Thursday, 3 January 2008

Unnecessary opulence

At the Free Exchange blog they are discussing a New York Times article by Jared Diamond in which he lays out the crux of the environmental challenge we'll likely face over the next century. The Free Exchange explains,
Many of those sceptical about humanity's ability to reduce the threat and impact of climate change view this situation in a relatively straightforward manner--fixing the problem either means reducing our standard of living or stunting the improvement of living standards in developing nations. Since neither is likely to take place, our best hope is investing in magic technologies which may allow us to continue to consume at current levels.

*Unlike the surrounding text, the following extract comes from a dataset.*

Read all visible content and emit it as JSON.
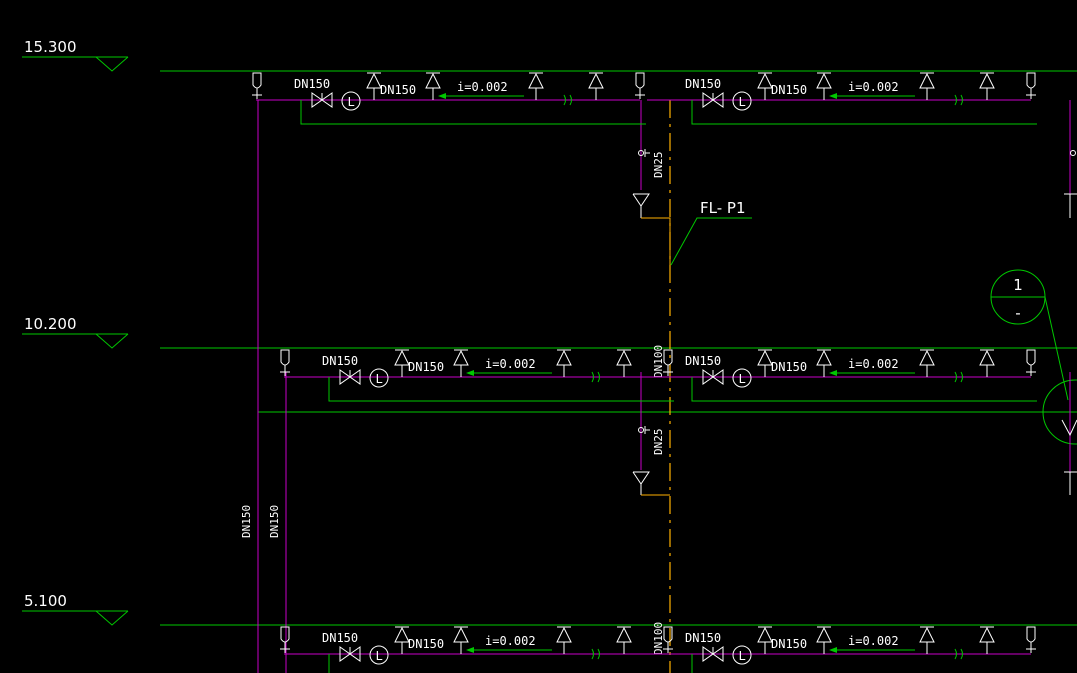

The Free Exchange blogger then goes on to argue
My perspective is a bit different. Both developed and developing economies can continue to grow, so long as everyone--and particularly the most wasteful among us--becomes a bit more efficient. The best way to encourage such efficiency, it seems, is to price overused resources or overproduced pollutants to account for environmental externalities. Where greenhouse gases are concerned, this should mean an increase in the cost of carbon, via tax or cap-and-trade regime. The advantages of such a system are significant: the lowest-hanging fruit are picked first, no hard limits are placed on economic growth, return on efficient technologies increases, and developing nations may profit from preservation of valuable natural resources.

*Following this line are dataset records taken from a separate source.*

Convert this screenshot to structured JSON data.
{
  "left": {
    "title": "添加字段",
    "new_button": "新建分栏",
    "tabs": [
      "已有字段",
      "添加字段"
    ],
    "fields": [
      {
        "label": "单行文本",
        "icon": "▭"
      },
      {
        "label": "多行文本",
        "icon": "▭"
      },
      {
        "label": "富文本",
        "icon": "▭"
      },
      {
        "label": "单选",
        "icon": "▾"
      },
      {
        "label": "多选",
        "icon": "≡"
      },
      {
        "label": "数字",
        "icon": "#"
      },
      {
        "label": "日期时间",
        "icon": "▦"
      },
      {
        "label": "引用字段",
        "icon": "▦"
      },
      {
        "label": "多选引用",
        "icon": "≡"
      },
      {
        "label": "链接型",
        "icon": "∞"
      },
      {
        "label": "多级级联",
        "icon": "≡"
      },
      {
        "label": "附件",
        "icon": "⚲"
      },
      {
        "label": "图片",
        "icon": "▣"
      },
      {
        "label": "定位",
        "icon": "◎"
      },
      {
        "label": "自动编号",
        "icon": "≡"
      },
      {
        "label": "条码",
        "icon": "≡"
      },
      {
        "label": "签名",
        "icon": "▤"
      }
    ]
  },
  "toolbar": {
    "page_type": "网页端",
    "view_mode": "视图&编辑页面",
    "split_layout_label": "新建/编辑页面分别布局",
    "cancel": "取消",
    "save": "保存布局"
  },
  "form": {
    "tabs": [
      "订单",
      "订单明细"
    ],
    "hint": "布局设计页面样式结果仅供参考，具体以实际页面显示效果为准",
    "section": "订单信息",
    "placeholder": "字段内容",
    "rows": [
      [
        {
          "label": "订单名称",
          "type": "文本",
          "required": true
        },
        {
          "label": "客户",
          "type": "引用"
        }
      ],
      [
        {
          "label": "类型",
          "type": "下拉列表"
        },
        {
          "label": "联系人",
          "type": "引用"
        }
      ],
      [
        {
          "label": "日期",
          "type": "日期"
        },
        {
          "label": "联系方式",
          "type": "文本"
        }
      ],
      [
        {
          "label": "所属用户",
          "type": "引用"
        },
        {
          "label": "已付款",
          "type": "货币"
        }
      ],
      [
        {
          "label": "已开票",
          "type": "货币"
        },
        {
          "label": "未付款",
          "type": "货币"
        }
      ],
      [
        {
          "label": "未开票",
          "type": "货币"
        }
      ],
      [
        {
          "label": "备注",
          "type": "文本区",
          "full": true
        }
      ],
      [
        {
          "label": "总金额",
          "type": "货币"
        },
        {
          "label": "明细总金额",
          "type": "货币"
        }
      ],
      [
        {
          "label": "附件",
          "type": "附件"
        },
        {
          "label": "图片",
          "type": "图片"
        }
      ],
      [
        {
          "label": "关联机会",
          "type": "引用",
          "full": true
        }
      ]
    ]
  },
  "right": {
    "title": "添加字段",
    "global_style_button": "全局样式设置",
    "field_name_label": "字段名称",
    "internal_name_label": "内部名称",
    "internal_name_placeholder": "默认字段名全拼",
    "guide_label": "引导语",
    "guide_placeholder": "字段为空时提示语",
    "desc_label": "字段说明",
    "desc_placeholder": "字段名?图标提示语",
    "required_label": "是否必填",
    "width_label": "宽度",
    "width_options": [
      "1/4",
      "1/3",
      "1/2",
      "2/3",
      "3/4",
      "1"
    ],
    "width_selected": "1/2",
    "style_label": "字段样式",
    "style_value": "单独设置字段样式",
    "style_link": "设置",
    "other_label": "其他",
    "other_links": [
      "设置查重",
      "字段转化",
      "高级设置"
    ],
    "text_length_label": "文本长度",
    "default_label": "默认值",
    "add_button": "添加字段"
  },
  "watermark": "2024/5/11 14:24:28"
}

The question is then asked "Can we be confident, however, that strict environmental regulation is compatible with economic growth?" In answer to this it is noted that research carried out by Arik Levinson of Georgetown University has looked at American manufacturing since 1972 and points out that in the last three decades, manufacturing output has increased 70 percent while manufacturers' emissions of primary pollutants have dropped by 58 percent.
Mr Levinson tests whether that drop in pollution is attributable to outsourced production from America to places with lax environmental rules. In fact, he finds that such shifts are not at all the primary source of emission reductions in manufacturing. Rather, 60 percent of the gap between output growth and emission decline has resulted from technological innovation.
This result can be explained by standard trade theory. Counties like America have a comparative advantage in the production of pollution creating goods and thus such production is carried out at home, and not sent overseas.